Helo Indonesia

Wali Kota Hadirkan Festival Wayang Semesta di Simpang Lima Semarang Akhir Pekan Ini

Selasa, 4 November 2025 20:48
    Bagikan  
Wali Kota Hadirkan Festival Wayang Semesta di Simpang Lima Semarang Akhir Pekan Ini

Kegiatan Festival Wayang yang akan digelar di Lapangan Simpang Lima Semarang

SEMARANG, HELOINDONESIA.COM - Pemkot Semarang pada akhir pekan ini, Jumat dan Sabtu (7-8 November 2025) akan menggelar event budaya bertaraf nasional, yang diberi nama Festival Wayang Semesta Volume 1. Perayaan budaya tersebut akan menghadirkan kemegahan wayang sebagai warisan tak benda UNESCO.

Dengan mengusung tema “Semarang Semakin Hebat, Wayang Semakin Mendunia”, festival ini menjadi wujud nyata komitmen Pemerintah Kota dalam menjaga tradisi sekaligus menguatkan sektor ekonomi kreatif berbasis budaya.

Baca juga: Tambah Enam Emas, Jateng Sementara Bertengger di Posisi Ketiga Popnas 2025

Wali Kota Semarang, Agustina Wilujeng menyampaikan, Festival Wayang Semesta bukan sekadar hiburan, tetapi juga upaya menanamkan nilai dan karakter bangsa melalui seni tradisi.

“Wayang bukan sekadar tontonan, tetapi tuntunan. Melalui Festival Wayang Semesta, kami ingin menghadirkan ruang di mana masyarakat bisa menikmati, belajar, dan bangga terhadap budayanya sendiri,” ujar Agustina dalam keterangannya Selasa 4 November 2025.

Menurut Agustina, kegiatan ini juga menjadi bagian dari penggerak ekonomi kreatif lokal. “Semarang punya warisan seni yang luar biasa. Saat kita menghidupkan panggung tradisi seperti ini, kita juga menghidupkan peluang ekonomi bagi pelaku seni, UMKM, dan generasi muda kreatif.
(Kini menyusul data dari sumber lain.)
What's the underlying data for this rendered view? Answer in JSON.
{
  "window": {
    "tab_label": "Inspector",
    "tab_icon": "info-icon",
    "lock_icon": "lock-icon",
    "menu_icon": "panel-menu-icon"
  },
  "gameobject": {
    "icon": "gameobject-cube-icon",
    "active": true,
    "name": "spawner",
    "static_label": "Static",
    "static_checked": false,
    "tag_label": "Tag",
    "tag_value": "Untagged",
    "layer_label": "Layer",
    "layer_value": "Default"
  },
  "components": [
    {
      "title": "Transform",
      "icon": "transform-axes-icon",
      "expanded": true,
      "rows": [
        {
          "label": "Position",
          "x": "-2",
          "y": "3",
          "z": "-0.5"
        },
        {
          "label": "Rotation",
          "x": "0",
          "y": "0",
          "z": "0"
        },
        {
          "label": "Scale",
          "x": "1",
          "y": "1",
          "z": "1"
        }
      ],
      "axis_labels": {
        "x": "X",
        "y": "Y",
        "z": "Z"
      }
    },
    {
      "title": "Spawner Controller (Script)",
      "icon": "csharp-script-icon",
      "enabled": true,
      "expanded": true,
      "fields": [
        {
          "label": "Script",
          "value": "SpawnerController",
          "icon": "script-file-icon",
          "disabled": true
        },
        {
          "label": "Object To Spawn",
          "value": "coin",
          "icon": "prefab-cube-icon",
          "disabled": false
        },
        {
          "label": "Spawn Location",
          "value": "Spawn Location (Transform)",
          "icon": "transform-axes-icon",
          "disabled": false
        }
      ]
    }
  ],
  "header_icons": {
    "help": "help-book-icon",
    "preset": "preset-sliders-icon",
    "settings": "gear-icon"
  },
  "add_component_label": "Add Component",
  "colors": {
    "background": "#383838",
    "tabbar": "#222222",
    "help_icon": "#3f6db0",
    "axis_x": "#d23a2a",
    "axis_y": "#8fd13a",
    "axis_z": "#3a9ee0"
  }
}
Inilah bukti bahwa budaya dan ekonomi bisa berjalan beriringan,” tambahnya.

Festival ini akan digelar di Lapangan Simpang Lima Semarang mulai pukul 19.00 WIB, dan terbuka gratis bagi seluruh warga masyarakat.

Padukan Seni dan Inovasi

Menghadirkan perpaduan antara seni tradisi dan inovasi modern, kegiatan ini menjadi ruang bagi kolaborasi lintas generasi, komunitas, akademisi, pelaku usaha, dan media dalam pendekatan hexahelix menuju Semarang yang semakin hebat.
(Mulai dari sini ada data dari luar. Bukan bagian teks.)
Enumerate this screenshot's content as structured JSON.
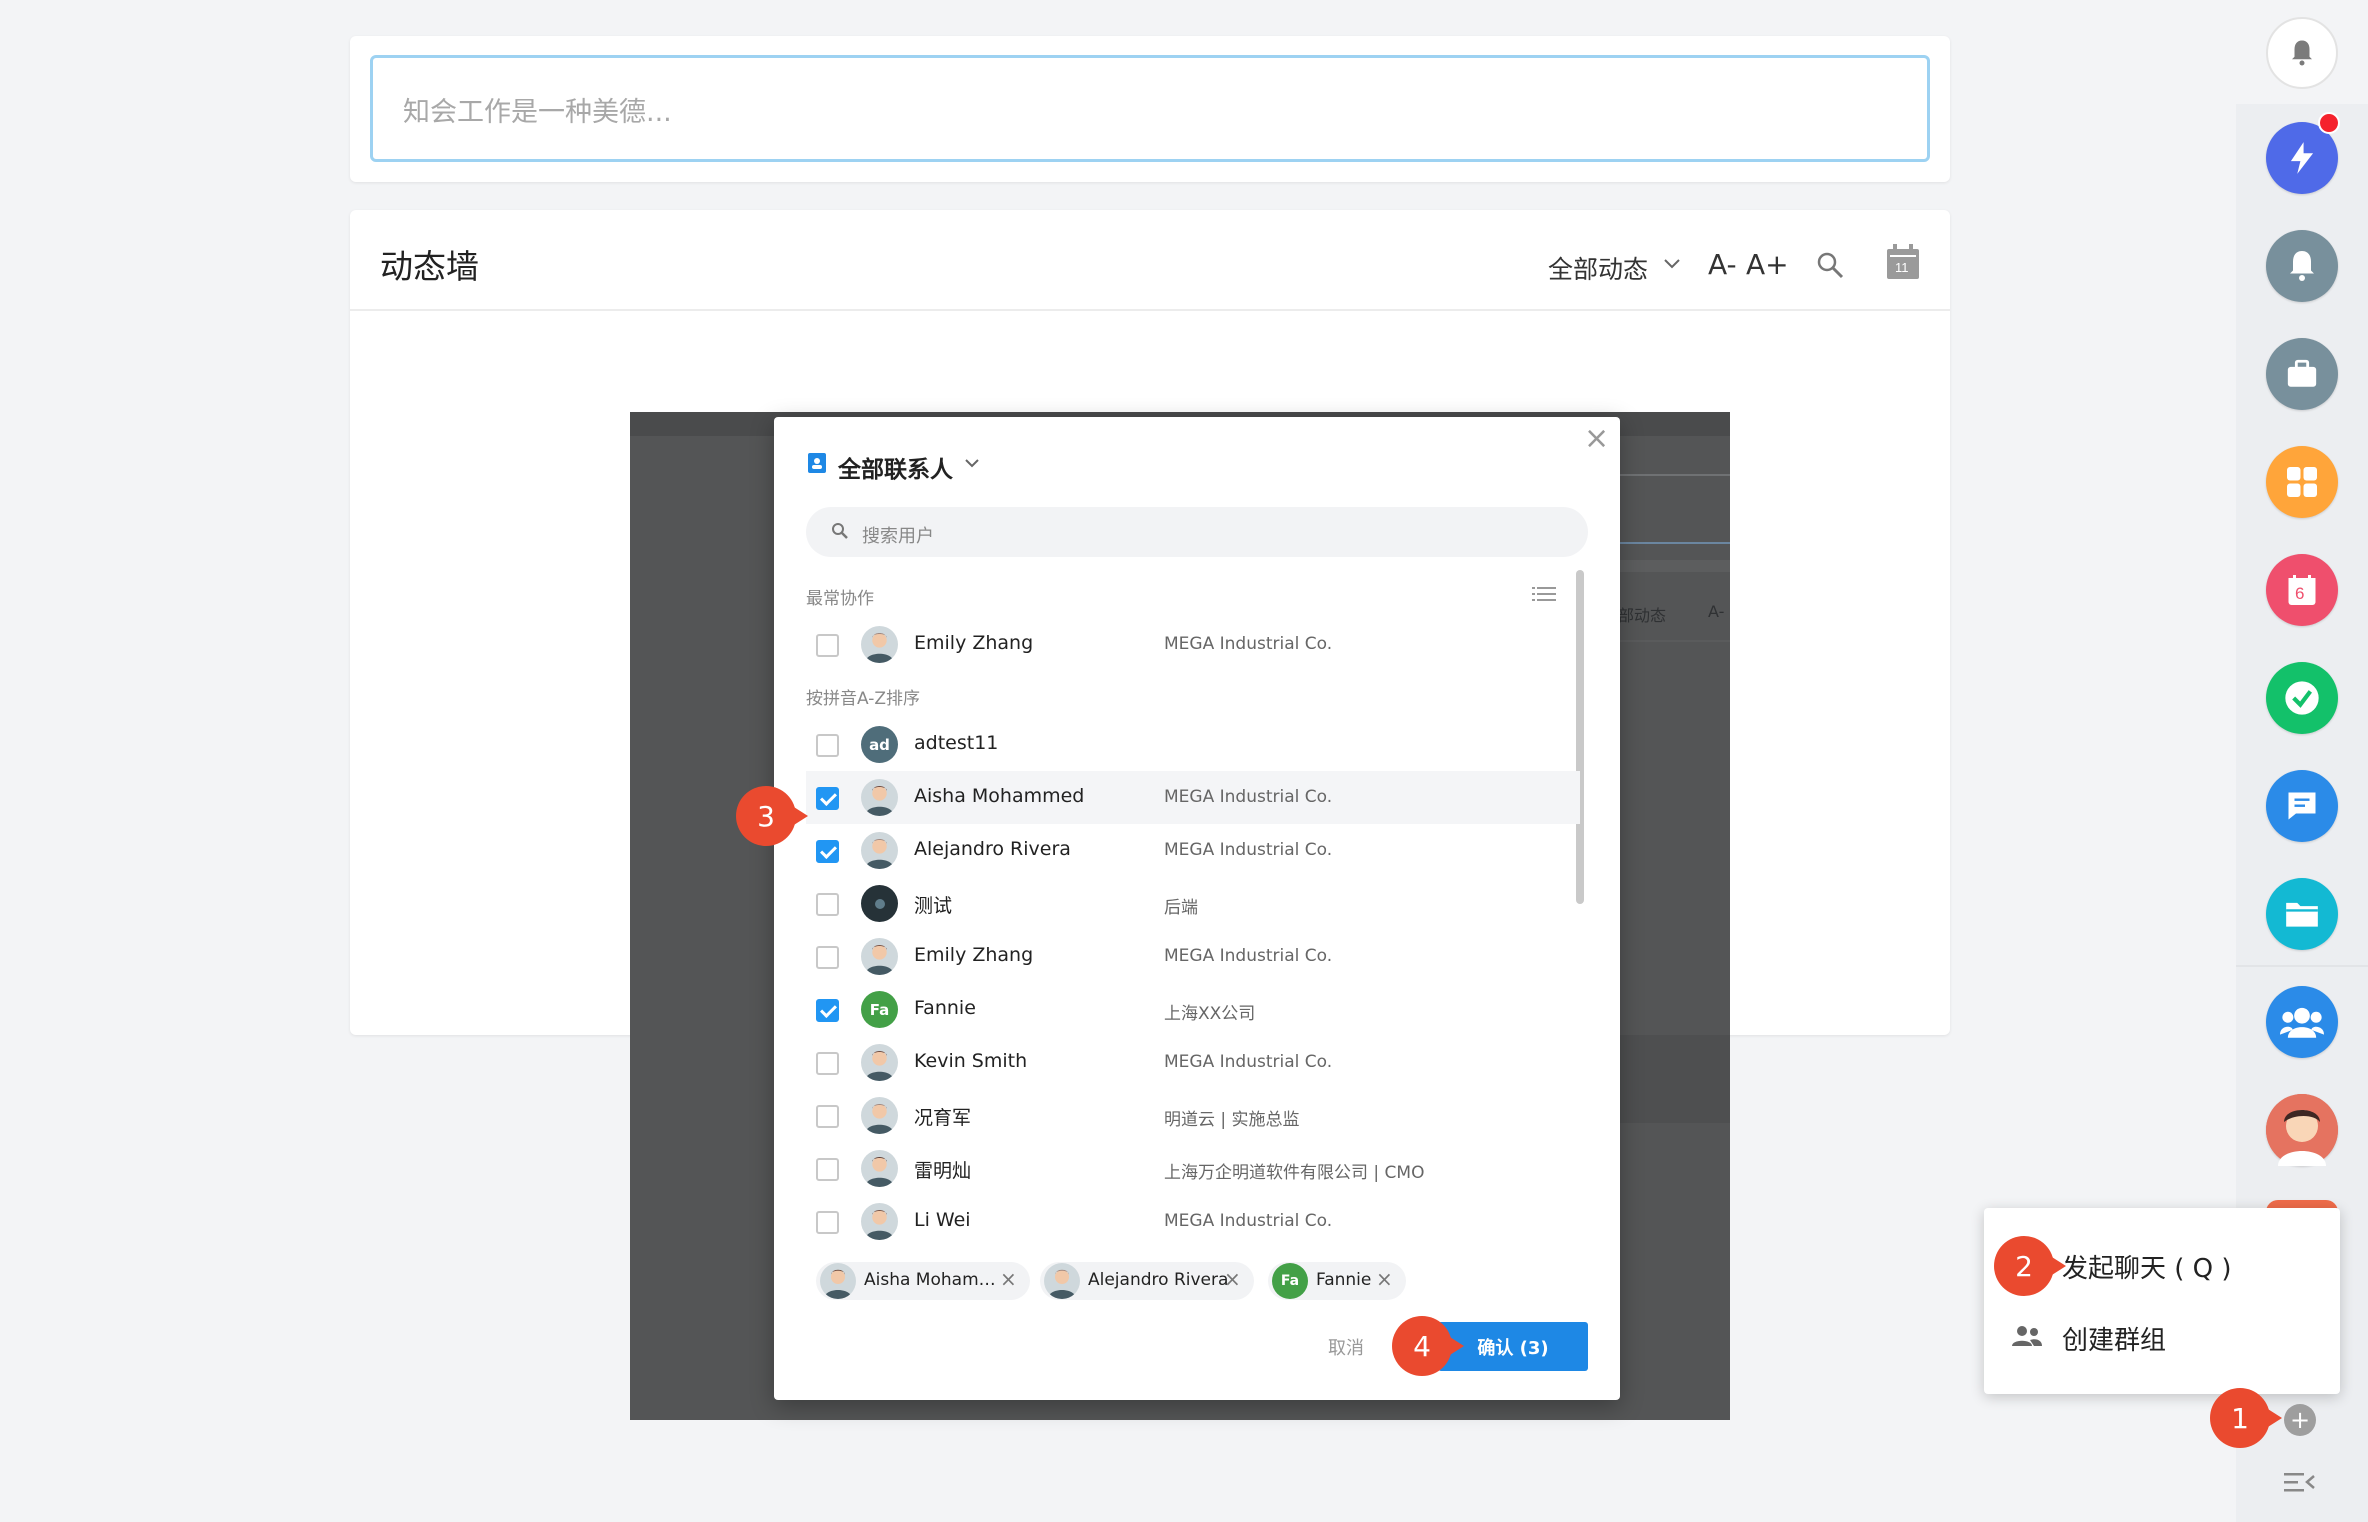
{
  "composer": {
    "placeholder": "知会工作是一种美德..."
  },
  "feed": {
    "title": "动态墙",
    "filter_label": "全部动态",
    "font_smaller": "A-",
    "font_larger": "A+",
    "calendar_day": "11"
  },
  "overlay": {
    "bg_filter_text": "部动态",
    "bg_font_text": "A-"
  },
  "dialog": {
    "title": "全部联系人",
    "search_placeholder": "搜索用户",
    "section_frequent": "最常协作",
    "section_az": "按拼音A-Z排序",
    "frequent": [
      {
        "name": "Emily Zhang",
        "org": "MEGA Industrial Co.",
        "checked": false,
        "avatar": "photo"
      }
    ],
    "contacts": [
      {
        "name": "adtest11",
        "org": "",
        "checked": false,
        "avatar": "ad",
        "avatar_color": "#4f6d7a"
      },
      {
        "name": "Aisha Mohammed",
        "org": "MEGA Industrial Co.",
        "checked": true,
        "avatar": "photo",
        "highlight": true
      },
      {
        "name": "Alejandro Rivera",
        "org": "MEGA Industrial Co.",
        "checked": true,
        "avatar": "photo"
      },
      {
        "name": "测试",
        "org": "后端",
        "checked": false,
        "avatar": "dark"
      },
      {
        "name": "Emily Zhang",
        "org": "MEGA Industrial Co.",
        "checked": false,
        "avatar": "photo"
      },
      {
        "name": "Fannie",
        "org": "上海XX公司",
        "checked": true,
        "avatar": "Fa",
        "avatar_color": "#43a047"
      },
      {
        "name": "Kevin Smith",
        "org": "MEGA Industrial Co.",
        "checked": false,
        "avatar": "photo"
      },
      {
        "name": "况育军",
        "org": "明道云 | 实施总监",
        "checked": false,
        "avatar": "photo"
      },
      {
        "name": "雷明灿",
        "org": "上海万企明道软件有限公司 | CMO",
        "checked": false,
        "avatar": "photo"
      },
      {
        "name": "Li Wei",
        "org": "MEGA Industrial Co.",
        "checked": false,
        "avatar": "photo"
      }
    ],
    "selected": [
      {
        "label": "Aisha Moham…",
        "avatar": "photo"
      },
      {
        "label": "Alejandro Rivera",
        "avatar": "photo"
      },
      {
        "label": "Fannie",
        "avatar": "Fa",
        "avatar_color": "#43a047"
      }
    ],
    "cancel_label": "取消",
    "confirm_label": "确认 (3)"
  },
  "steps": [
    "1",
    "2",
    "3",
    "4"
  ],
  "sidebar": {
    "icons": [
      {
        "name": "bell-icon",
        "color": "#ffffff"
      },
      {
        "name": "lightning-icon",
        "color": "#4f6ae8",
        "badge": true
      },
      {
        "name": "notification-bell-icon",
        "color": "#78909c"
      },
      {
        "name": "briefcase-icon",
        "color": "#78909c"
      },
      {
        "name": "apps-grid-icon",
        "color": "#ffa53a"
      },
      {
        "name": "calendar-icon",
        "color": "#ef4f6d",
        "calendar_day": "6"
      },
      {
        "name": "check-circle-icon",
        "color": "#13c16a"
      },
      {
        "name": "chat-icon",
        "color": "#2b8be8"
      },
      {
        "name": "folder-icon",
        "color": "#13b9d3"
      },
      {
        "name": "contacts-icon",
        "color": "#2b8be8"
      },
      {
        "name": "user-avatar-icon",
        "color": "#e57360"
      }
    ]
  },
  "popup_menu": {
    "items": [
      {
        "label": "发起聊天 ( Q )",
        "icon": "chat-icon"
      },
      {
        "label": "创建群组",
        "icon": "group-icon"
      }
    ]
  },
  "fab_symbol": "+"
}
Baca juga: 6 Mahasiswa UIN Walisongo Hanyut di Sungai Jolinggo, 4 Ditemukan Meninggal

Selama dua hari penyelenggaraan, pengunjung akan disuguhkan berbagai kegiatan menarik seperti pagelaran wayang kontemporer dan klasik, Parade Budaya, Wayang Cilik, serta Pasar UMKM yang menampilkan produk fesyen, kriya, dan kuliner khas Semarang. Selain itu, zona Wayang Experience memungkinkan masyarakat berpartisipasi langsung dalam aktivitas budaya seperti membatik, mengukir, dan mewarnai topeng wayang.

Hari pertama akan diawali dengan Opening Ceremony yang menampilkan parade budaya dan tari kolosal, disusul sambutan dari Wali Kota Semarang serta peluncuran Patung Bima dan Srikandi sebagai simbol kekuatan dan keteladanan dalam cerita wayang.

Malam harinya, pertunjukan “Pambuko: Awal Semesta dari Akar Tradisi Agung” akan membawa penonton menikmati perpaduan antara wayang orang dan teknologi digital yang dikemas secara kontemporer.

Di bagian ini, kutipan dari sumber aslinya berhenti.